Alcuni mesi fa il MIBACT ha emanato un bando chiedendo ai musicisti di suonare gratis per le Notti al museo. Un musicista, un violoncellista che si chiama Michele Spellucci, ha inviato una lettera aperta al ministro, approfondita ed intelligente, che ha avuto una grande eco su internet, e il ministro ha corretto e alla fine ha ritirato il bando. Cosa ne pensi di tutta questa vicenda?

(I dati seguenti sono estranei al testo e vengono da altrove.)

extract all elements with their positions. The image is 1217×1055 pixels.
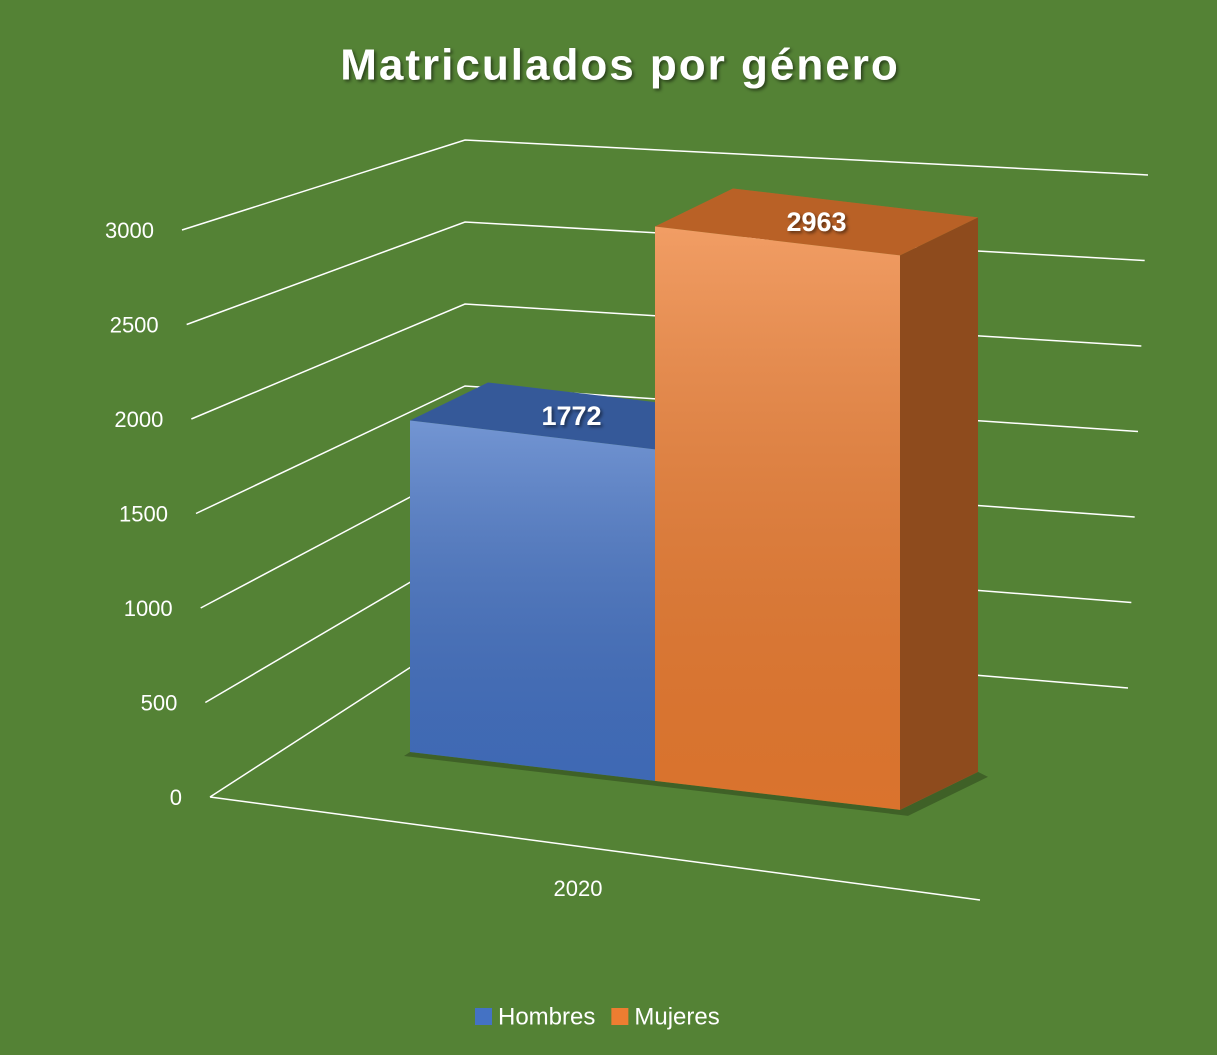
bar-top-shade [655, 188, 978, 256]
chart-title: Matriculados por género [340, 41, 899, 90]
bar-top [655, 188, 978, 256]
legend-swatch [475, 1008, 492, 1025]
bar-top [410, 382, 733, 450]
bar-group [655, 188, 978, 810]
y-tick-label: 0 [170, 785, 182, 810]
y-tick-label: 500 [141, 690, 178, 715]
legend-label: Mujeres [634, 1003, 719, 1030]
bar-top-shade [410, 382, 733, 450]
y-tick-label: 1500 [119, 501, 168, 526]
bar-side [900, 217, 978, 810]
y-tick-label: 3000 [105, 218, 154, 243]
y-tick-label: 1000 [124, 596, 173, 621]
y-tick-label: 2000 [114, 407, 163, 432]
legend-swatch [611, 1008, 629, 1025]
data-label: 2963 [786, 207, 846, 237]
legend-label: Hombres [498, 1003, 595, 1030]
y-tick-label: 2500 [110, 312, 159, 337]
floor-line [209, 796, 981, 901]
bar-shadow [404, 752, 988, 816]
data-label: 1772 [541, 401, 601, 431]
grid-line [181, 139, 1149, 231]
bar-side-shade [900, 217, 978, 810]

«Ingenuità. Ingenuità del ministro. C’è questo problema, che quando si chiede a un musicista di suonare gratis sembra di chiedere il demonio. Io faccio l’editore di professione, e per professione regalo un’infinità di riviste, regalo un’infinità del mio lavoro, perché penso che uno dei migliori mezzi per promuovermi sia anche quello di farmi conoscere. Io sono venuto qua, ho portato le mie riviste, le omaggio perché penso che uno su dieci magari poi si abbona. Però è ingiusto che al musicista si chieda di suonare gratis. Io sto dalla parte degli artisti, e vorrei che sia lasciata a loro la decisione. E poi, soprattutto, se interviene un ministro non può fare quelle cadute di stile. Quindi l’ho trovato assolutamente di dubbio gusto, e quel musicista ha fatto un testo – poi raddoppiato da un altro testo sul teatro di Roma – assolutamente intelligente e puntuale. Bravo».